President Obama is offering to free public schools from many of the requirements of a controversial federal education law. But as states consider whether to take him up on it, they're realizing the offer comes with some costs.
On Friday, Obama said he would give states a pass on much of the 2002 No Child Left Behind (NCLB) law ? most notably the requirement that students make large annual gains on math and reading tests. He also would waive the requirement that virtually every student be "proficient" in the two subjects by 2014. Congress is due to reauthorize the law, but progress has stalled.

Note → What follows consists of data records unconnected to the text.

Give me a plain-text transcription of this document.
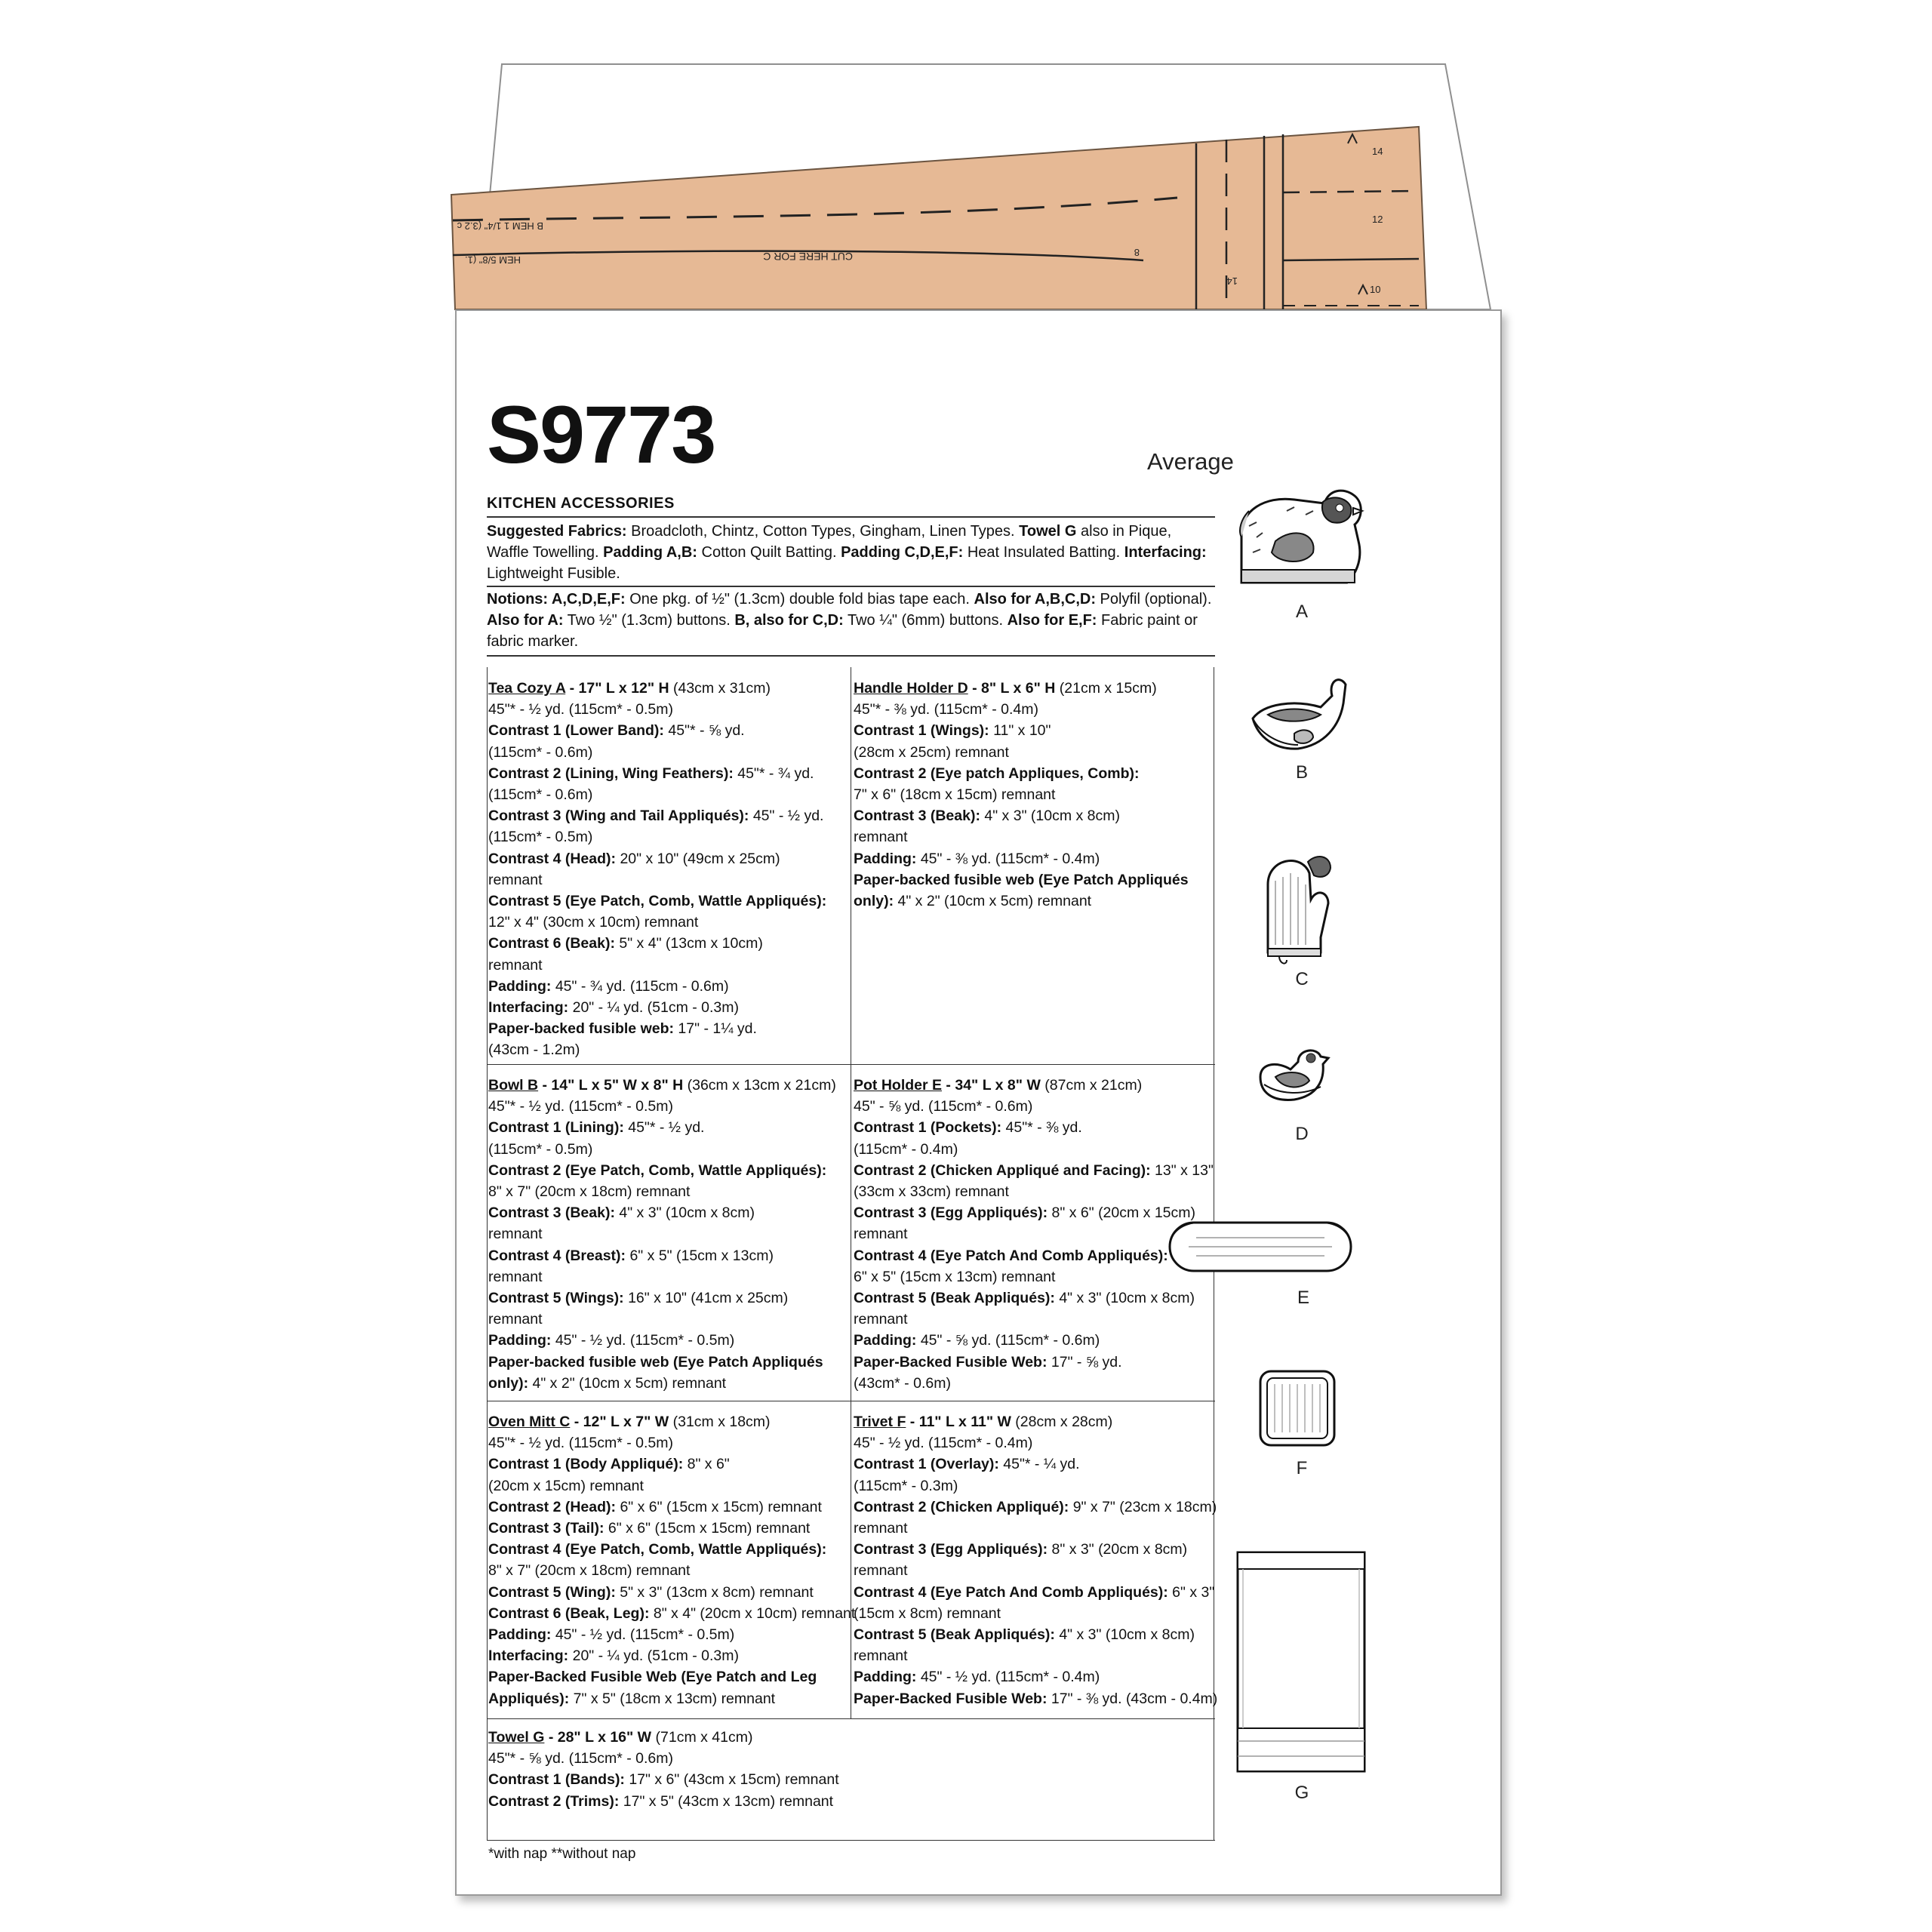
B HEM 1 1/4" (3.2 c
HEM 5/8" (1.	CUT HERE FOR C	8
14
14
12
10
S9773	Average
KITCHEN ACCESSORIES
Suggested Fabrics: Broadcloth, Chintz, Cotton Types, Gingham, Linen Types. Towel G also in Pique, Waffle Towelling. Padding A,B: Cotton Quilt Batting. Padding C,D,E,F: Heat Insulated Batting. Interfacing: Lightweight Fusible.
Notions: A,C,D,E,F: One pkg. of ½" (1.3cm) double fold bias tape each. Also for A,B,C,D: Polyfil (optional). Also for A: Two ½" (1.3cm) buttons. B, also for C,D: Two ¼" (6mm) buttons. Also for E,F: Fabric paint or fabric marker.
Tea Cozy A - 17" L x 12" H (43cm x 31cm)
45"* - ½ yd. (115cm* - 0.5m)
Contrast 1 (Lower Band): 45"* - ⅝ yd.
(115cm* - 0.6m)
Contrast 2 (Lining, Wing Feathers): 45"* - ¾ yd.
(115cm* - 0.6m)
Contrast 3 (Wing and Tail Appliqués): 45" - ½ yd.
(115cm* - 0.5m)
Contrast 4 (Head): 20" x 10" (49cm x 25cm)
remnant
Contrast 5 (Eye Patch, Comb, Wattle Appliqués):
12" x 4" (30cm x 10cm) remnant
Contrast 6 (Beak): 5" x 4" (13cm x 10cm)
remnant
Padding: 45" - ¾ yd. (115cm - 0.6m)
Interfacing: 20" - ¼ yd. (51cm - 0.3m)
Paper-backed fusible web: 17" - 1¼ yd.
(43cm - 1.2m)
Handle Holder D - 8" L x 6" H (21cm x 15cm)
45"* - ⅜ yd. (115cm* - 0.4m)
Contrast 1 (Wings): 11" x 10"
(28cm x 25cm) remnant
Contrast 2 (Eye patch Appliques, Comb):
7" x 6" (18cm x 15cm) remnant
Contrast 3 (Beak): 4" x 3" (10cm x 8cm)
remnant
Padding: 45" - ⅜ yd. (115cm* - 0.4m)
Paper-backed fusible web (Eye Patch Appliqués
only): 4" x 2" (10cm x 5cm) remnant
Bowl B - 14" L x 5" W x 8" H (36cm x 13cm x 21cm)
45"* - ½ yd. (115cm* - 0.5m)
Contrast 1 (Lining): 45"* - ½ yd.
(115cm* - 0.5m)
Contrast 2 (Eye Patch, Comb, Wattle Appliqués):
8" x 7" (20cm x 18cm) remnant
Contrast 3 (Beak): 4" x 3" (10cm x 8cm)
remnant
Contrast 4 (Breast): 6" x 5" (15cm x 13cm)
remnant
Contrast 5 (Wings): 16" x 10" (41cm x 25cm)
remnant
Padding: 45" - ½ yd. (115cm* - 0.5m)
Paper-backed fusible web (Eye Patch Appliqués
only): 4" x 2" (10cm x 5cm) remnant
Pot Holder E - 34" L x 8" W (87cm x 21cm)
45" - ⅝ yd. (115cm* - 0.6m)
Contrast 1 (Pockets): 45"* - ⅜ yd.
(115cm* - 0.4m)
Contrast 2 (Chicken Appliqué and Facing): 13" x 13"
(33cm x 33cm) remnant
Contrast 3 (Egg Appliqués): 8" x 6" (20cm x 15cm)
remnant
Contrast 4 (Eye Patch And Comb Appliqués):
6" x 5" (15cm x 13cm) remnant
Contrast 5 (Beak Appliqués): 4" x 3" (10cm x 8cm)
remnant
Padding: 45" - ⅝ yd. (115cm* - 0.6m)
Paper-Backed Fusible Web: 17" - ⅝ yd.
(43cm* - 0.6m)
Oven Mitt C - 12" L x 7" W (31cm x 18cm)
45"* - ½ yd. (115cm* - 0.5m)
Contrast 1 (Body Appliqué): 8" x 6"
(20cm x 15cm) remnant
Contrast 2 (Head): 6" x 6" (15cm x 15cm) remnant
Contrast 3 (Tail): 6" x 6" (15cm x 15cm) remnant
Contrast 4 (Eye Patch, Comb, Wattle Appliqués):
8" x 7" (20cm x 18cm) remnant
Contrast 5 (Wing): 5" x 3" (13cm x 8cm) remnant
Contrast 6 (Beak, Leg): 8" x 4" (20cm x 10cm) remnant
Padding: 45" - ½ yd. (115cm* - 0.5m)
Interfacing: 20" - ¼ yd. (51cm - 0.3m)
Paper-Backed Fusible Web (Eye Patch and Leg
Appliqués): 7" x 5" (18cm x 13cm) remnant
Trivet F - 11" L x 11" W (28cm x 28cm)
45" - ½ yd. (115cm* - 0.4m)
Contrast 1 (Overlay): 45"* - ¼ yd.
(115cm* - 0.3m)
Contrast 2 (Chicken Appliqué): 9" x 7" (23cm x 18cm)
remnant
Contrast 3 (Egg Appliqués): 8" x 3" (20cm x 8cm)
remnant
Contrast 4 (Eye Patch And Comb Appliqués): 6" x 3"
(15cm x 8cm) remnant
Contrast 5 (Beak Appliqués): 4" x 3" (10cm x 8cm)
remnant
Padding: 45" - ½ yd. (115cm* - 0.4m)
Paper-Backed Fusible Web: 17" - ⅜ yd. (43cm - 0.4m)
Towel G - 28" L x 16" W (71cm x 41cm)
45"* - ⅝ yd. (115cm* - 0.6m)
Contrast 1 (Bands): 17" x 6" (43cm x 15cm) remnant
Contrast 2 (Trims): 17" x 5" (43cm x 13cm) remnant
*with nap **without nap
A
B
C
D
E
F
G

Critics of the law, including New York University education historian Diane Ravitch, say its steep improvement curve is nearly impossible to meet and time spent on test prep takes away from other subjects and narrows school curricula.
Obama said he would waive the proficiency requirements in exchange for a promise that states adopt several reforms, including higher academic standards, a teacher evaluation system based on student test scores and a promise to intervene in the lowest-performing schools.
National Education Association President Dennis Van Roekel praised Obama's offer. "We needed to do this," he said, adding he hopes it'll help generate "common-sense measures" on school improvement from local districts.
Jack Jennings of the Center on Education Policy, a think tank, said the move will please teachers. Even though much of the law's structure would remain in place, he said, "some of the draconian nature of NCLB will be eliminated."
California State Superintendent of Public Instruction Tom Torlakson on Friday posted a message on his Facebook page saying the waiver "would appear to cost billions of dollars to fully implement, at a time when California and many other states remain in financial crisis."
Torlakson said he hoped Obama "is prepared to provide the funds necessary to implement these provisions, or provide greater flexibility to California, which already has a strong school accountability system in place."